Marie Smysor Watson
A Place at the Table
The table is long and deeply grooved exactly like her father’s face and Molly’s place at it is small with everyone else crowded in around her, talking and laughing and eating noisily, as they always have. Her four older brothers are here too, each confidently splayed in his familiar spot. The oldest, John, now has a wife seated next to him, across from Molly. Molly thinks she should be glad for this attempt at balance, but the sister-in-law sits with her arms akimbo just like the boys. She is a big woman, broad in the shoulders with a square, powerful jaw. Her name is Jill and she teaches the third grade at a progressive elementary school in Batavia. Molly wonders what could possibly be so progressive about the third grade, but figures there must be something she has not been told, some vital piece of information not given as usual, so she keeps quiet.
Her father sits at the head of the table. This is where he is when Molly thinks of him, not in the brown chair in the living room where she knows that he must sometimes sit, not in the shop in his garage because it is his garage, even though her mother parks her car in there too amongst the vast acres of broken remnants of their childhoods piled deep against the walls, along with other, more terrible secrets. At the table in her mind, he sits, immutable as the river.
Then her third oldest brother, Eric, says something about the Republicans having a chance
of taking this election, what with that dumb twat that the Democrats have put up and Molly does not hear the end because a great battle-cry rises up from the table, both for and against. Their mother gets in on it too, saying that there’s never any reason to use the word twat at the dinner table and she is going to beat all of them, don’t think that she won’t, it doesn’t matter how old they are and how big they’ve gotten. Her threats are tiny, blunt arrows and they are all Goliath, every last one of them, even the sister-in-law Jill. Not Molly though, who sits at her small spot and looks around her, amazed at by the theater she feels tricked into participating in. Her father is unmoved, and the grooves in his face are the same ones in the weary table.

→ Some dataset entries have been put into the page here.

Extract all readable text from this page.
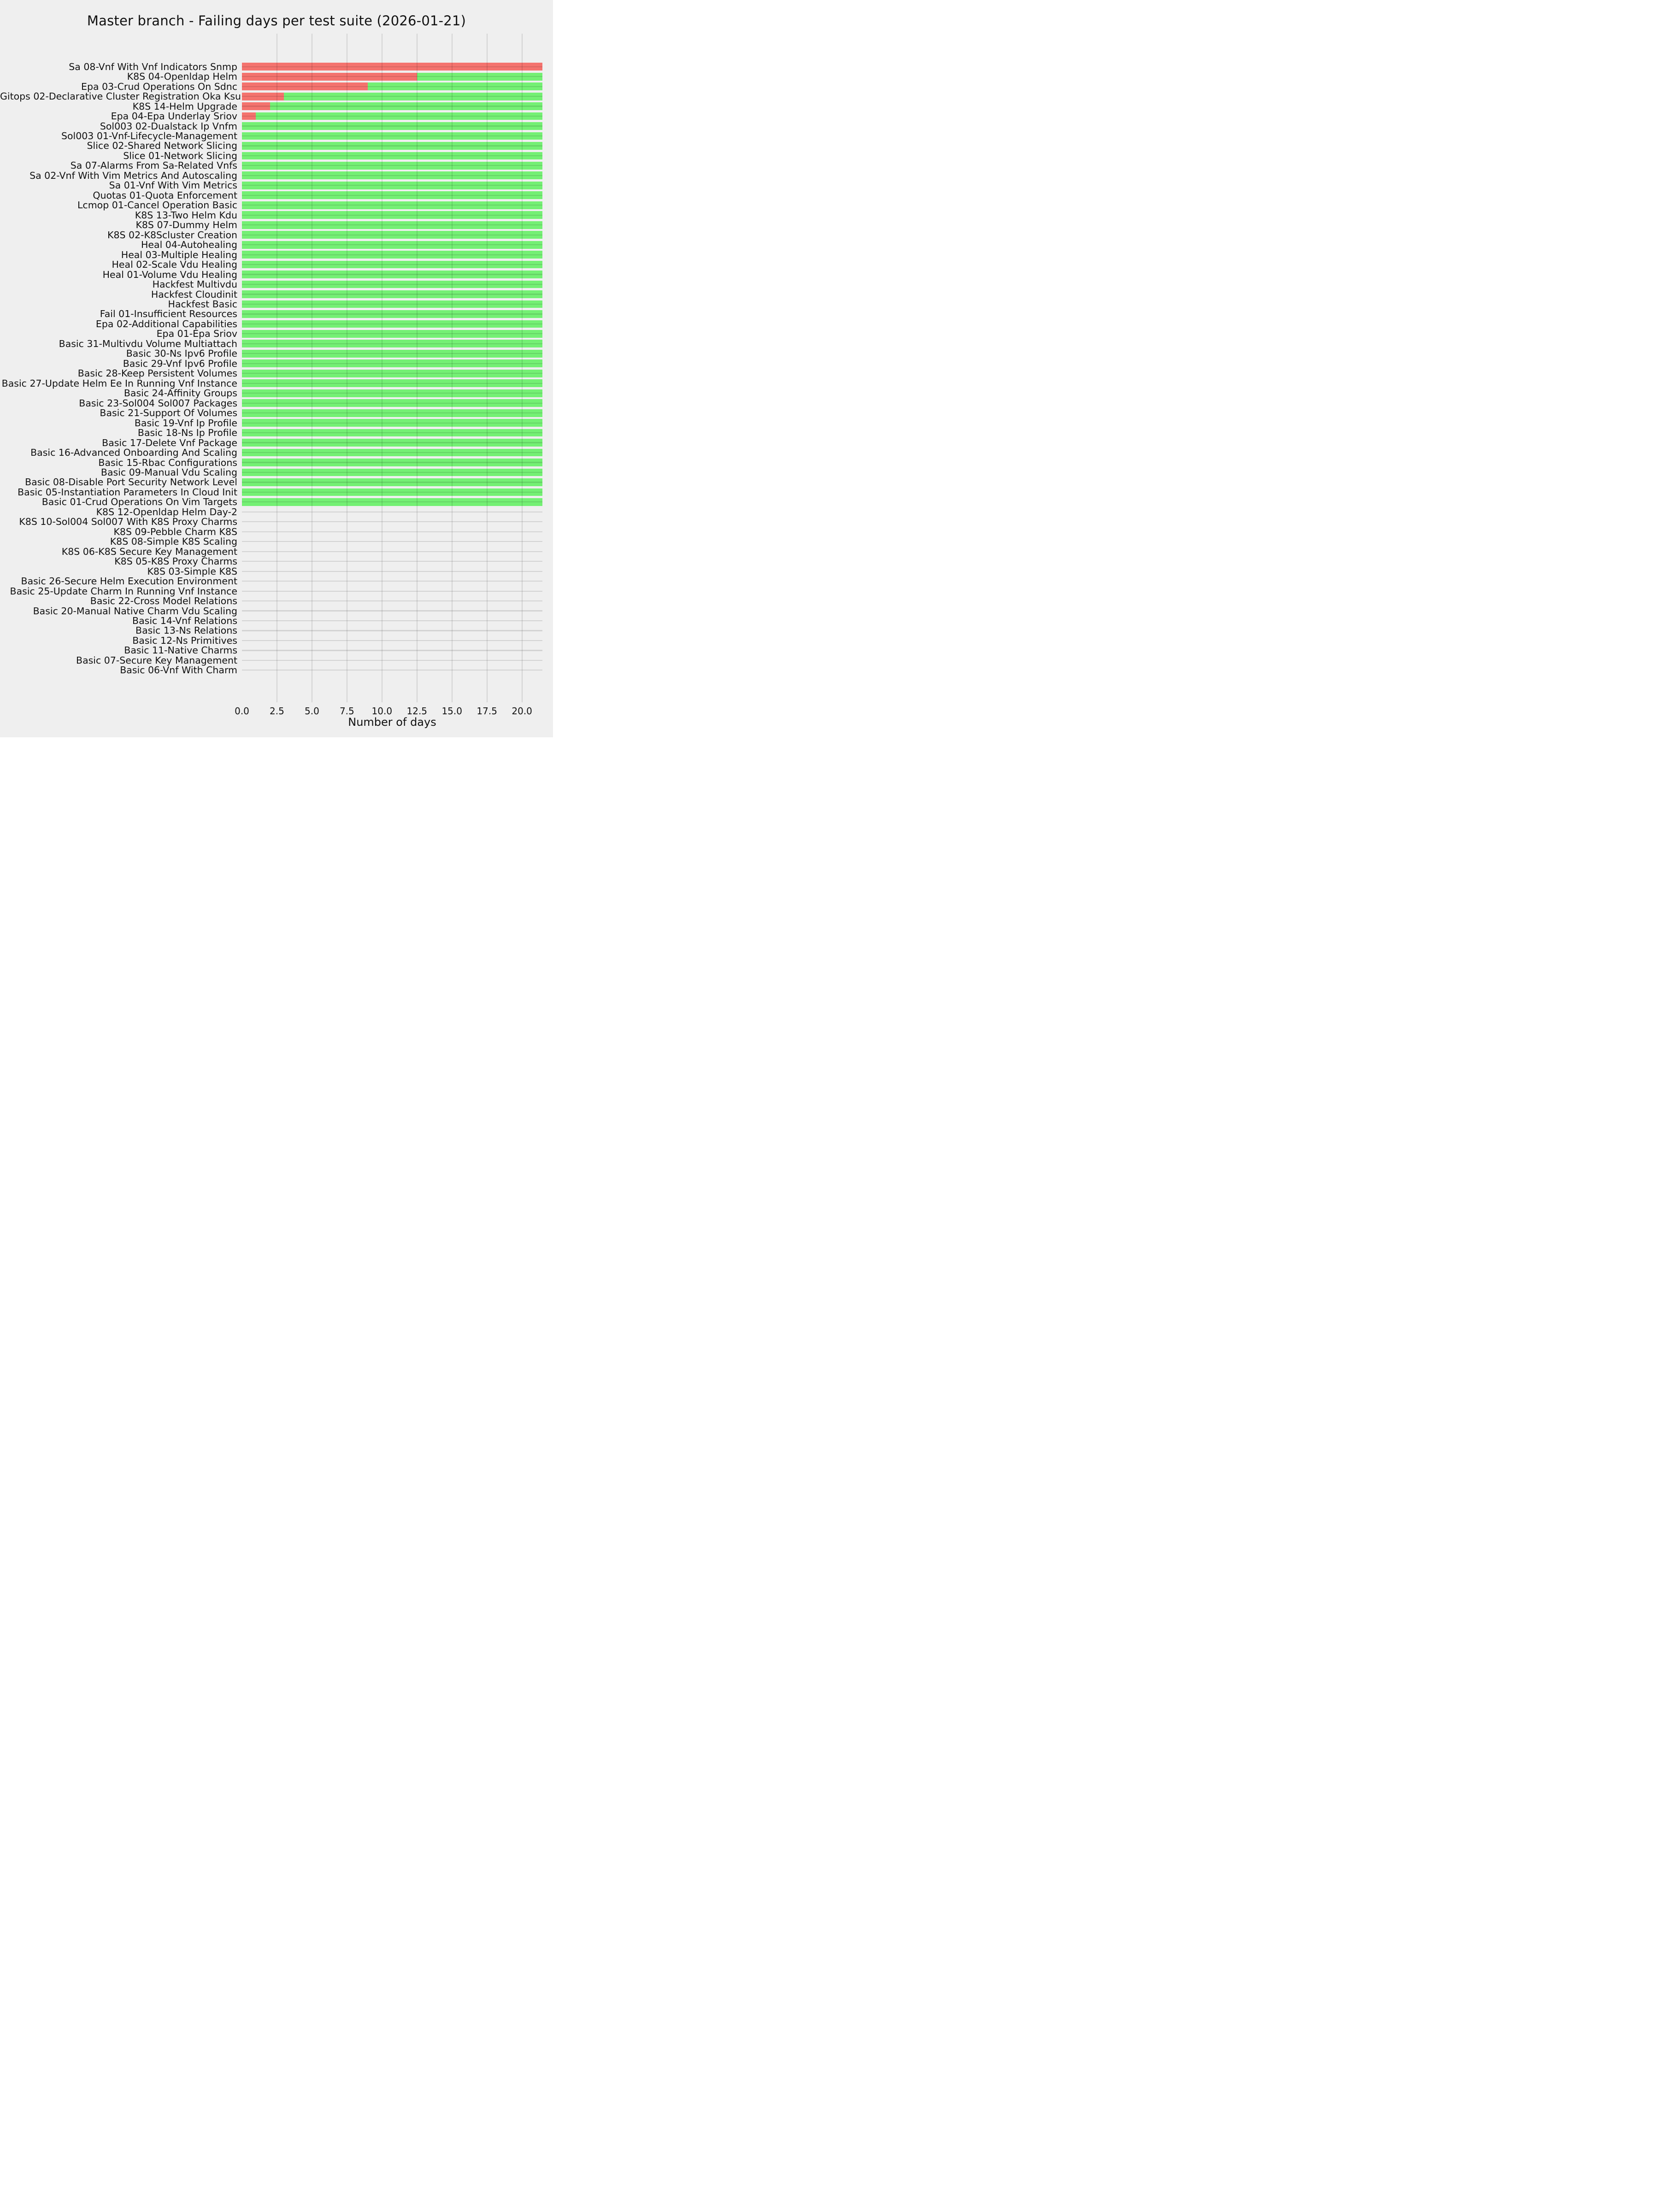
Master branch - Failing days per test suite (2026-01-21)
Sa 08-Vnf With Vnf Indicators Snmp
K8S 04-Openldap Helm
Epa 03-Crud Operations On Sdnc
Gitops 02-Declarative Cluster Registration Oka Ksu
K8S 14-Helm Upgrade
Epa 04-Epa Underlay Sriov
Sol003 02-Dualstack Ip Vnfm
Sol003 01-Vnf-Lifecycle-Management
Slice 02-Shared Network Slicing
Slice 01-Network Slicing
Sa 07-Alarms From Sa-Related Vnfs
Sa 02-Vnf With Vim Metrics And Autoscaling
Sa 01-Vnf With Vim Metrics
Quotas 01-Quota Enforcement
Lcmop 01-Cancel Operation Basic
K8S 13-Two Helm Kdu
K8S 07-Dummy Helm
K8S 02-K8Scluster Creation
Heal 04-Autohealing
Heal 03-Multiple Healing
Heal 02-Scale Vdu Healing
Heal 01-Volume Vdu Healing
Hackfest Multivdu
Hackfest Cloudinit
Hackfest Basic
Fail 01-Insufficient Resources
Epa 02-Additional Capabilities
Epa 01-Epa Sriov
Basic 31-Multivdu Volume Multiattach
Basic 30-Ns Ipv6 Profile
Basic 29-Vnf Ipv6 Profile
Basic 28-Keep Persistent Volumes
Basic 27-Update Helm Ee In Running Vnf Instance
Basic 24-Affinity Groups
Basic 23-Sol004 Sol007 Packages
Basic 21-Support Of Volumes
Basic 19-Vnf Ip Profile
Basic 18-Ns Ip Profile
Basic 17-Delete Vnf Package
Basic 16-Advanced Onboarding And Scaling
Basic 15-Rbac Configurations
Basic 09-Manual Vdu Scaling
Basic 08-Disable Port Security Network Level
Basic 05-Instantiation Parameters In Cloud Init
Basic 01-Crud Operations On Vim Targets
K8S 12-Openldap Helm Day-2
K8S 10-Sol004 Sol007 With K8S Proxy Charms
K8S 09-Pebble Charm K8S
K8S 08-Simple K8S Scaling
K8S 06-K8S Secure Key Management
K8S 05-K8S Proxy Charms
K8S 03-Simple K8S
Basic 26-Secure Helm Execution Environment
Basic 25-Update Charm In Running Vnf Instance
Basic 22-Cross Model Relations
Basic 20-Manual Native Charm Vdu Scaling
Basic 14-Vnf Relations
Basic 13-Ns Relations
Basic 12-Ns Primitives
Basic 11-Native Charms
Basic 07-Secure Key Management
Basic 06-Vnf With Charm
0.0	2.5	5.0	7.5	10.0	12.5	15.0	17.5	20.0
Number of days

Afterwards, Mom washes dishes in the dying light. Molly used to resent her for doing them right away, but after nineteen years acknowledges that this is an escape for her mother: to be at the sink, with her hands plunged into the hot and soapy water, helpless for anything but woman’s work. She looks out the window over her sink, at the brown river which flows past their house, sometimes so close that they have to advance to higher ground in order not to be swept away.

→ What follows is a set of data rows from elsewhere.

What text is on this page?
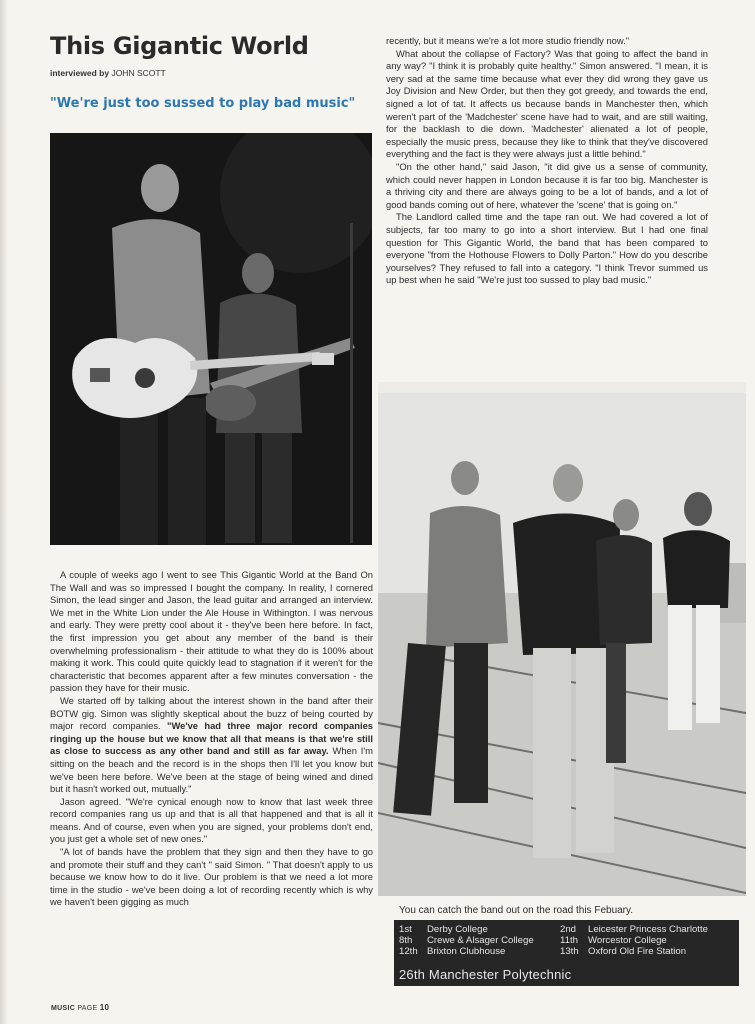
This Gigantic World
interviewed by JOHN SCOTT
"We're just too sussed to play bad music"

recently, but it means we're a lot more studio friendly now."

What about the collapse of Factory? Was that going to affect the band in any way? "I think it is probably quite healthy." Simon answered. "I mean, it is very sad at the same time because what ever they did wrong they gave us Joy Division and New Order, but then they got greedy, and towards the end, signed a lot of tat. It affects us because bands in Manchester then, which weren't part of the 'Madchester' scene have had to wait, and are still waiting, for the backlash to die down. 'Madchester' alienated a lot of people, especially the music press, because they like to think that they've discovered everything and the fact is they were always just a little behind."

"On the other hand," said Jason, "it did give us a sense of community, which could never happen in London because it is far too big. Manchester is a thriving city and there are always going to be a lot of bands, and a lot of good bands coming out of here, whatever the 'scene' that is going on."

The Landlord called time and the tape ran out. We had covered a lot of subjects, far too many to go into a short interview. But I had one final question for This Gigantic World, the band that has been compared to everyone "from the Hothouse Flowers to Dolly Parton." How do you describe yourselves? They refused to fall into a category. "I think Trevor summed us up best when he said "We're just too sussed to play bad music."

A couple of weeks ago I went to see This Gigantic World at the Band On The Wall and was so impressed I bought the company. In reality, I cornered Simon, the lead singer and Jason, the lead guitar and arranged an interview. We met in the White Lion under the Ale House in Withington. I was nervous and early. They were pretty cool about it - they've been here before. In fact, the first impression you get about any member of the band is their overwhelming professionalism - their attitude to what they do is 100% about making it work. This could quite quickly lead to stagnation if it weren't for the characteristic that becomes apparent after a few minutes conversation - the passion they have for their music.

We started off by talking about the interest shown in the band after their BOTW gig. Simon was slightly skeptical about the buzz of being courted by major record companies. "We've had three major record companies ringing up the house but we know that all that means is that we're still as close to success as any other band and still as far away. When I'm sitting on the beach and the record is in the shops then I'll let you know but we've been here before. We've been at the stage of being wined and dined but it hasn't worked out, mutually."

Jason agreed. "We're cynical enough now to know that last week three record companies rang us up and that is all that happened and that is all it means. And of course, even when you are signed, your problems don't end, you just get a whole set of new ones."

"A lot of bands have the problem that they sign and then they have to go and promote their stuff and they can't " said Simon. " That doesn't apply to us because we know how to do it live. Our problem is that we need a lot more time in the studio - we've been doing a lot of recording recently which is why we haven't been gigging as much

You can catch the band out on the road this Febuary.
1st Derby College
8th Crewe & Alsager College
12th Brixton Clubhouse
2nd Leicester Princess Charlotte
11th Worcestor College
13th Oxford Old Fire Station
26th Manchester Polytechnic
MUSIC PAGE 10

“The water is so wide, Molly.” Her hands are cutoff at the wrists, below the bubbles, and she pauses for a moment before she picks up another plate, the cracked one with the chipped rim that Molly has just eaten off of.

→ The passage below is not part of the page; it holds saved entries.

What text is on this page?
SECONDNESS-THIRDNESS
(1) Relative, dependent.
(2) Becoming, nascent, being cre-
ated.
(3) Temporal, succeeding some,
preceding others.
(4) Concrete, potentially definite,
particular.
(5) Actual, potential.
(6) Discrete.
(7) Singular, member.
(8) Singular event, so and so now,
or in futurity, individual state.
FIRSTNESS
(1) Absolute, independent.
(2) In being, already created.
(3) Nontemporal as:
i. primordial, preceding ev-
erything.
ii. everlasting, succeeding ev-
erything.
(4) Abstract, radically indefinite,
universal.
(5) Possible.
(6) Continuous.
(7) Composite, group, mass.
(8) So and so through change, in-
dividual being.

“You know that’s bullshit, right, Mom?” she says, smug with knowledge that her mother has forgotten in her middle age. Molly picks up her towel and begins drying, something she has never, ever done before. Her mother doesn’t answer, but presses her lips together and continues washing the dishes. Molly dries them, like the daughter she has never been, as her four brothers and her sister-in-law linger over the pitted table.
Outside, in the doorway of the garage, her father presses his stony forehead into the doorjamb, battle-weary and no longer able to contain the things that crowd behind him, hungry-eyed and sharp from their long sleep. He watches the river without really seeing it. The light on the end of his cigarette is dulled by the brilliance of the dusk. If he was a certain type of man, he might keen at his failure to teach them all, especially his only daughter - poor Molly! - of the things that snap and growl at his heels, hungry to find their own rightful places at the table. But he's not that kind of man, and the butt he flicks into the river is extinguished before it even makes it to the water.